The authors first benchmark the linear growth of TI using a reduced one‑dimensional version of the code, confirming that growth rates and critical wavelengths match analytical expectations. They then run fully nonlinear 2D simulations from an initially uniform state with small perturbations. Over ~10 Myr the system self‑organises into three thermally distinct phases: warm neutral medium (WNM), cold neutral medium (CNM), and unstable neutral medium (UNM). The key result concerns the impact of the pressure anisotropy parameter (a_p). With isotropic pressure ((a_p=0)), the volume fractions are roughly 50 % WNM, 30 % CNM, and 20 % UNM, consistent with many observational estimates. Increasing (a_p) to 2.0 (enhanced parallel pressure) raises the UNM volume fraction to ~45 % while reducing the CNM fraction, indicating that anisotropic pressure broadens the temperature range over which gas is thermally unstable. In contrast, varying the background magnetic field strength from 0 to 5 µG changes the phase fractions by less than 5 %, showing that magnetic tension mainly re‑orients structures rather than altering the thermodynamic balance.
Viscosity is neglected because the estimated Kolmogorov scale (~0.8 pc) is smaller than the simulation resolution, and the Prandtl number is fixed at 2/3 for a mono‑atomic gas. The authors argue that this omission does not affect the large‑scale phase statistics.

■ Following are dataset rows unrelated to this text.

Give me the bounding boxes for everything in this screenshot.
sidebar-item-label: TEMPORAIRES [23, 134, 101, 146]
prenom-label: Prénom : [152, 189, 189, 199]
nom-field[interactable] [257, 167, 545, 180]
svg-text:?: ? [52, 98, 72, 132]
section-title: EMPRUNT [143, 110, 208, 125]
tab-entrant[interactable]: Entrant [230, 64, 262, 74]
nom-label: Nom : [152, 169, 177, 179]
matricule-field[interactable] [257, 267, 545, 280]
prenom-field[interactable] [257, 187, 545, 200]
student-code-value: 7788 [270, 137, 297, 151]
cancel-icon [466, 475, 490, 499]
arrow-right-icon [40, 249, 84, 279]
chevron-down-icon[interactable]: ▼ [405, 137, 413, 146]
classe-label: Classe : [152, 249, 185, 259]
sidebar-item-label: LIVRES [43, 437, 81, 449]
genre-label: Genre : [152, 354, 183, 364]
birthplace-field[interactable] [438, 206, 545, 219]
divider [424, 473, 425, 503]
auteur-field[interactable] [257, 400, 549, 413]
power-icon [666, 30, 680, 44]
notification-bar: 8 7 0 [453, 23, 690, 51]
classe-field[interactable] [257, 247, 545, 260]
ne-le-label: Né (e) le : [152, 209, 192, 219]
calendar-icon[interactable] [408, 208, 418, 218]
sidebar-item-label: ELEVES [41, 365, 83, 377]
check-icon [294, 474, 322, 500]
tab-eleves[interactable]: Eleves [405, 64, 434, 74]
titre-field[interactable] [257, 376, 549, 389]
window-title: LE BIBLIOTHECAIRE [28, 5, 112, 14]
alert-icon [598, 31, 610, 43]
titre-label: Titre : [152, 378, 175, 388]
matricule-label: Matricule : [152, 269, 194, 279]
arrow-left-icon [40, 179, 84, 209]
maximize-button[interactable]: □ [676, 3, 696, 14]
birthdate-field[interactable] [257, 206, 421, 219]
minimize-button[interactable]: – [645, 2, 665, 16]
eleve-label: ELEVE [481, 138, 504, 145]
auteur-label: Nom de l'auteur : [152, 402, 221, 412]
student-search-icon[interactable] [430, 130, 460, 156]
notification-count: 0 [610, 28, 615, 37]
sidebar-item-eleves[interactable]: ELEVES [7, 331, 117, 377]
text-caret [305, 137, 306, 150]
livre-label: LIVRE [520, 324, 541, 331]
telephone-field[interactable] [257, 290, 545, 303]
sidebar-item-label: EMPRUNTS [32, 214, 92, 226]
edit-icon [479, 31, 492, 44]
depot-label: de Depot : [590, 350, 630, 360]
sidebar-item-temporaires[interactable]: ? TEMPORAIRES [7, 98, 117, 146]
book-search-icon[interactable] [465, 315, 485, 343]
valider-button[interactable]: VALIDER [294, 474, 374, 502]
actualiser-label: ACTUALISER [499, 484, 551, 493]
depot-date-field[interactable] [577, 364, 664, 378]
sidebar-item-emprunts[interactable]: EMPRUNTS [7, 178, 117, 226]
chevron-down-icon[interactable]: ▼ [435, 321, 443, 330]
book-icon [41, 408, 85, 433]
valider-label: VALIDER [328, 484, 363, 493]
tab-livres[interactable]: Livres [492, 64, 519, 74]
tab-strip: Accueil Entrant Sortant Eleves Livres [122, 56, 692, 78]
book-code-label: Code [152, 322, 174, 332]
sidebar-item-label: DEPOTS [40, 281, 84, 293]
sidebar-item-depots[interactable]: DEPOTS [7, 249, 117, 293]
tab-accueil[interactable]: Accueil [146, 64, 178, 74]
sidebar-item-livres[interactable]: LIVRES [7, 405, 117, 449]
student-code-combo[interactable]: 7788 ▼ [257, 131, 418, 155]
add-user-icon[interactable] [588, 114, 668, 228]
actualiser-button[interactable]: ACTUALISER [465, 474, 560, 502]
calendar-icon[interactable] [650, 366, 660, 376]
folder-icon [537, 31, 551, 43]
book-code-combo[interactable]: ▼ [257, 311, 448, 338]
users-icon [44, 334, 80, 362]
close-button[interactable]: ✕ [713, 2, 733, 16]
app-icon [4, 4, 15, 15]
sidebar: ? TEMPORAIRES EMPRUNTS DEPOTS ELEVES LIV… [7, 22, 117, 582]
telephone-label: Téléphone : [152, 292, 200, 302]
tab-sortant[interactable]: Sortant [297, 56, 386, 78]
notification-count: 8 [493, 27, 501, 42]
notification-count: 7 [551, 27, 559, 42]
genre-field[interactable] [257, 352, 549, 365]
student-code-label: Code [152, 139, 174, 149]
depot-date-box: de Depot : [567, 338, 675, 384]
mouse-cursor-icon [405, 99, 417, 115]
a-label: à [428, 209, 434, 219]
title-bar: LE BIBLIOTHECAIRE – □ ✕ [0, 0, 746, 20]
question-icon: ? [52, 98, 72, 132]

In summary, the study demonstrates that incorporating a polybaric pressure closure provides a more realistic description of ISM thermodynamics than isotropic or CGL models. The pressure anisotropy parameter emerges as a crucial control knob for the relative abundance of the unstable neutral medium, which in turn can influence star‑formation rates and the overall energy balance of the galaxy. The findings suggest that future ISM simulations should consider anisotropic pressure effects, and that observational constraints on (p_{\parallel}/p_{\perp}) could be used to refine models of multiphase interstellar turbulence.